The 2024 OFC Champions League was the second edition of the OFC Women's Champions League, Oceania's premier women's club football tournament organised by the Oceania Football Confederation (OFC).

It was played from 10 to 23 March in Honiara in the Solomon Islands.

Auckland United from New Zealand won the title for the first time after they defeated the previous edition's runners-up Hekari United 1–0 in the final.

==Teams==
A total of 8 teams of 8 (out of 11) OFC member associations entered the competition.
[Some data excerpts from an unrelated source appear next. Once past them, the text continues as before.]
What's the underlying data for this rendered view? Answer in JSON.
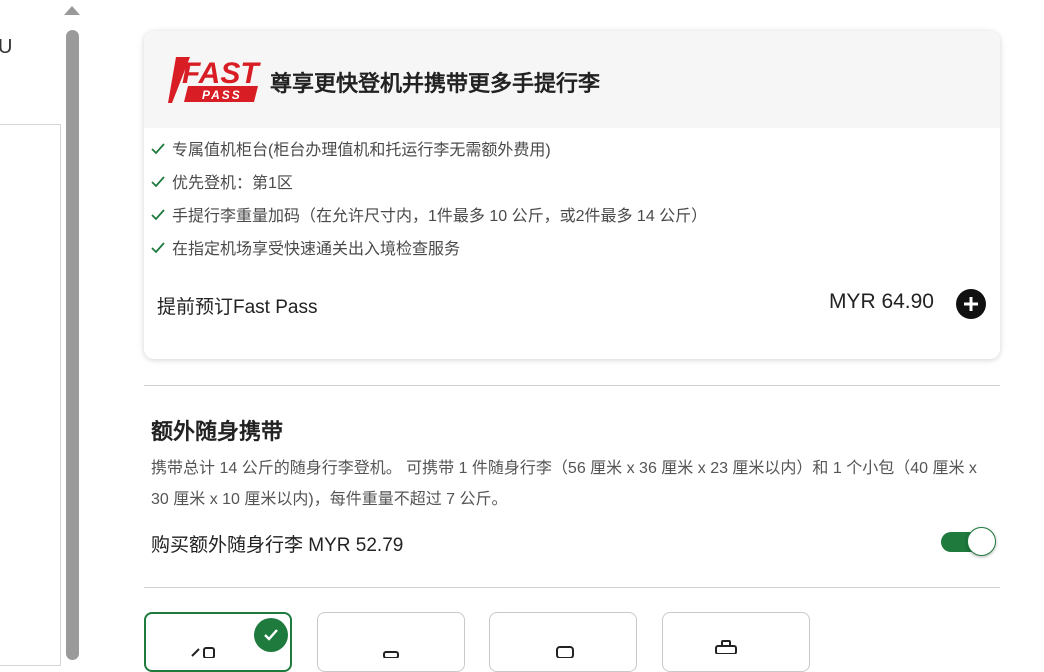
{
  "sidebar": {
    "partial_text": "U"
  },
  "fast_pass": {
    "logo_top": "FAST",
    "logo_bottom": "PASS",
    "title": "尊享更快登机并携带更多手提行李",
    "benefits": [
      "专属值机柜台(柜台办理值机和托运行李无需额外费用)",
      "优先登机：第1区",
      "手提行李重量加码（在允许尺寸内，1件最多 10 公斤，或2件最多 14 公斤）",
      "在指定机场享受快速通关出入境检查服务"
    ],
    "prebook_label": "提前预订Fast Pass",
    "price": "MYR 64.90"
  },
  "extra_carry_on": {
    "title": "额外随身携带",
    "description": "携带总计 14 公斤的随身行李登机。 可携带 1 件随身行李（56 厘米 x 36 厘米 x 23 厘米以内）和 1 个小包（40 厘米 x 30 厘米 x 10 厘米以内)，每件重量不超过 7 公斤。",
    "buy_label": "购买额外随身行李 MYR 52.79",
    "toggle_on": true
  },
  "colors": {
    "accent_green": "#1f7a3e",
    "logo_red": "#d81e24"
  }
}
The draw was held on 17 January 2024 at OFC Home of Football in Auckland, New Zealand.

| Association | Team | Qualifying method |
|---|---|---|
| FIJ Fiji | Labasa | 2023 Fiji Women's Super League champions |
| NCL New Caledonia | AS Academy | 2023 National Championship champions |
| Cook Islands Cook Islands | Avatiu | 2023 Rarotonga Club Championship champions |
| NZL New Zealand | Auckland United | 2023 New Zealand Women's National League grand final champions |
| PNG Papua New Guinea | Hekari United | 2022–23 Papua New Guinea Women's National Soccer League champions |
| SOL Solomon Islands | Henderson Eels | 2023 Women's Premier League champions |
| Tonga Tonga | Veitongo | 2023 Tonga Women's Major League champions |
| VAN Vanuatu | Tafea | 2023 Vanuatu Women's Champion League champions |

Associations that did not enter a team

== Format ==
After the expansion from five to eight teams, there is now a group stage of two groups of four. The top two teams advance to the semi-finals.

==Group stage==
All times are local, SBT (UTC+11).

===Group A===

Tafea VAN 1-1 PNG Hekari United
  Tafea VAN: Alatoa 37' (pen.)
  PNG Hekari United: Pala
 (Note: Game was originally scheduled for 10 March but was postponed due to a waterlogged pitch.)
Avatiu COK 0-2 SOL Henderson Eels
  SOL Henderson Eels: Arukau 54', Vakatao 61'
----

Tafea VAN 4-2 COK Avatiu
  Tafea VAN: Sine 35', Alatoa 85'
  COK Avatiu: Uini 6', 51'

Henderson Eels SOL 0-3 PNG Hekari United
  PNG Hekari United: Kaipu 20', Gunemba 53', Maneu 90'
----

Hekari United PNG 5-0 COK Avatiu
  Hekari United PNG: Kaipu 7', 51', Gunemba 43', Maneu 45', Kimit 80'

Henderson Eels SOL 0-3 VAN Tafea
  VAN Tafea: Sine 6', Alatoa 13', Aiviji 54'

| Pos | Team | Pld | W | D | L | GF | GA | GD | Pts | Qualification |  | HEK | TAF | HEN | AVA |
| 1 | Hekari United | 3 | 2 | 1 | 0 | 9 | 1 | +8 | 7 | Advance to semi-finals |  | — | — | — | 5–0 |
| 2 | Tafea | 3 | 2 | 1 | 0 | 8 | 3 | +5 | 7 |  | 1–1 | — | — | 4–2 |
| 3 | Henderson Eels (H) | 3 | 1 | 0 | 2 | 2 | 6 | −4 | 3 |  |  | 0–3 | 0–3 | — | — |
| 4 | Avatiu | 3 | 0 | 0 | 3 | 2 | 11 | −9 | 0 |  | — | — | 0–2 | — |

===Group B===
Group B fixtures were brought forward earlier than originally scheduled due to floodlight problems. The opening matches were pushed back a day on 10 March 2024 after the postponement of a Group A game due to waterlogged pitch.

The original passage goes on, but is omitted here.